Oubliez les autres artistes du même nom : Barnett est la seule Courtney à maîtriser le rock avec une telle insolence technique.
L’art du cynisme musical : Quand l’humour ne sacrifie pas le riff
Le piège classique des morceaux construits sur l’ironie ou l’humour est leur durée de vie. Souvent, la blague fait sourire vingt secondes, mais la structure musicale ne tient pas la route sur la longueur. Courtney Barnett évite cet écueil avec brio :
-
Un mur de son sans concession : Le morceau repose sur un riff garage-rock lourd, répétitif et hypnotique qui maintient une tension constante.
-
Une diction chirurgicale : Le parlé-chanté n’est pas un cache-misère, c’est une arme rythmique. Sa nonchalance apparente dissimule une précision métrique absolue, indispensable pour s’accorder avec la section basse-batterie.
Un sens de la formule et des lyrics de haute voltige
Le talent de Barnett explose dans ses textes, d’un cynisme et d’une lucidité rares sur l’industrie et la célébrité.
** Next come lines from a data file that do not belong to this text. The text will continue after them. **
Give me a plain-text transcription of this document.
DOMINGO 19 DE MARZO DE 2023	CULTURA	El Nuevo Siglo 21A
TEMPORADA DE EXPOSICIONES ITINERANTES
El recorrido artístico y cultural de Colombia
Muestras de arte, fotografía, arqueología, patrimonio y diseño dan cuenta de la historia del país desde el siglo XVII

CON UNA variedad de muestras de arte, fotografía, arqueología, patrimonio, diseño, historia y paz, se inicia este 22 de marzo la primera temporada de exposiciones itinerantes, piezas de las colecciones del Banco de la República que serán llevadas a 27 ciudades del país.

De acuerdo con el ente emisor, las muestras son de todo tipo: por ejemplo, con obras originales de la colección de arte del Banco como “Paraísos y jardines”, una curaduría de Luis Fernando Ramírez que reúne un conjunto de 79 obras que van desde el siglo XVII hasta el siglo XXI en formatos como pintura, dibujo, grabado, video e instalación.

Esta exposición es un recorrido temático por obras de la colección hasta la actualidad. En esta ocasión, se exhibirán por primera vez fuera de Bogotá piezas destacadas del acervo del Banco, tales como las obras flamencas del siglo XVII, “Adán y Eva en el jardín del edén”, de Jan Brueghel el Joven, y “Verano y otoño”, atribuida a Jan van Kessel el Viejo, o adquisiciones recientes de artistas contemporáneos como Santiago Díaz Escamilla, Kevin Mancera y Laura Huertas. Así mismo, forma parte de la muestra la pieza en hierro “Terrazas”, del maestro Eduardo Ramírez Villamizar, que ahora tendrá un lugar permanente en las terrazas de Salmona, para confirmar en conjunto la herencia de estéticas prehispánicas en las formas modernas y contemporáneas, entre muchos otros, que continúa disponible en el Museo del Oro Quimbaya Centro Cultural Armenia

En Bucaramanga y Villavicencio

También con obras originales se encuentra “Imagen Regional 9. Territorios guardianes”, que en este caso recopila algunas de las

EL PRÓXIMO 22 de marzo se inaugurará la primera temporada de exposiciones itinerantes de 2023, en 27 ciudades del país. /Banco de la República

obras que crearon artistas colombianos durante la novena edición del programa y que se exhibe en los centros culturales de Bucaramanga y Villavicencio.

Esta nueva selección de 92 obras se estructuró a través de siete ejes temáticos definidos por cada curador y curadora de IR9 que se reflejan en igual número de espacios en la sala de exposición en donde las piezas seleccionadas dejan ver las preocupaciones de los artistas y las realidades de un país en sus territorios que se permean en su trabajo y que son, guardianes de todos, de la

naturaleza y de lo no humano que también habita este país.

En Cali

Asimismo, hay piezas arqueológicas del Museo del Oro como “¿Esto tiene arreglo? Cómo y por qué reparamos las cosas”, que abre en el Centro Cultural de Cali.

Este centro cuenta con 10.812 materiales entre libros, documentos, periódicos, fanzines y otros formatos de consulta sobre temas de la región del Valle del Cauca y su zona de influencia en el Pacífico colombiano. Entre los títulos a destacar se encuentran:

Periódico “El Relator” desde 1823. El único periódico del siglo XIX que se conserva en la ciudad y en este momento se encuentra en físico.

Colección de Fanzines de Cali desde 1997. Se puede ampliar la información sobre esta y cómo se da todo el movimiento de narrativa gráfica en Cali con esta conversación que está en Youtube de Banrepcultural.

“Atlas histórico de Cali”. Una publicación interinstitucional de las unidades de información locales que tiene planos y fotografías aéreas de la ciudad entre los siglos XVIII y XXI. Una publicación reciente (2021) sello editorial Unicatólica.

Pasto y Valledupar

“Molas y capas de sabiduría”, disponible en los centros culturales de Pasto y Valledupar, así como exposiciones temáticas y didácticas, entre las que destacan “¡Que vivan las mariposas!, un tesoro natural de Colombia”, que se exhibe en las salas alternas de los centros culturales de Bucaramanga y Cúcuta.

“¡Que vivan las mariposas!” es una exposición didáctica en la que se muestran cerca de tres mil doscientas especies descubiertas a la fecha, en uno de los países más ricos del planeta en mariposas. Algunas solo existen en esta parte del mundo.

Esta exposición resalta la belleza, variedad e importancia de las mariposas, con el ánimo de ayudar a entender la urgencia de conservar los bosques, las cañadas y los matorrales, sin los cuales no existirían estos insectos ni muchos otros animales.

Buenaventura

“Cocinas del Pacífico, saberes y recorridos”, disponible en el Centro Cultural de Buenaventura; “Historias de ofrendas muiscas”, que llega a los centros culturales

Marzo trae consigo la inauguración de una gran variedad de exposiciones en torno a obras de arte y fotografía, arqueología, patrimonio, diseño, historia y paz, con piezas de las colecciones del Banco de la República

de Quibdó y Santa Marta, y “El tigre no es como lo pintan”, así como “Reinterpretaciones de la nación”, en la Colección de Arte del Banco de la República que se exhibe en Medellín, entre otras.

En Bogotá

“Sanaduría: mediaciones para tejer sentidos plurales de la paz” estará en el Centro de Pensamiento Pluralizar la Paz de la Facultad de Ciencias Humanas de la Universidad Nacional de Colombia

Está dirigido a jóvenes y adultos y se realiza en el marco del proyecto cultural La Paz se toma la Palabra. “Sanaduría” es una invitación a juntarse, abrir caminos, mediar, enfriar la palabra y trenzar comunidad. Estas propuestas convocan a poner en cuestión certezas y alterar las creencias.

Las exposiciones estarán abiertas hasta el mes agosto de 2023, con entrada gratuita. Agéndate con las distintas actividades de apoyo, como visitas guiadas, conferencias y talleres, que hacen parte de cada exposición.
Le second couplet du morceau est à ce titre un modèle de classe et d’écriture punk :
« Put me on a pedestal and I’ll only disappoint you / Tell me I’m exceptional, I promise to exploit you / Give me all your money and I’ll make some origami, honey / I think you’re a joke but I don’t find you very funny. »
En quatre lignes, elle détruit le mythe de l’idole rock, refuse l’injonction de supériorité imposée par les médias et renvoie l’auditeur à ses propres paradoxes. C’est drôle, incisif, mais jamais niais.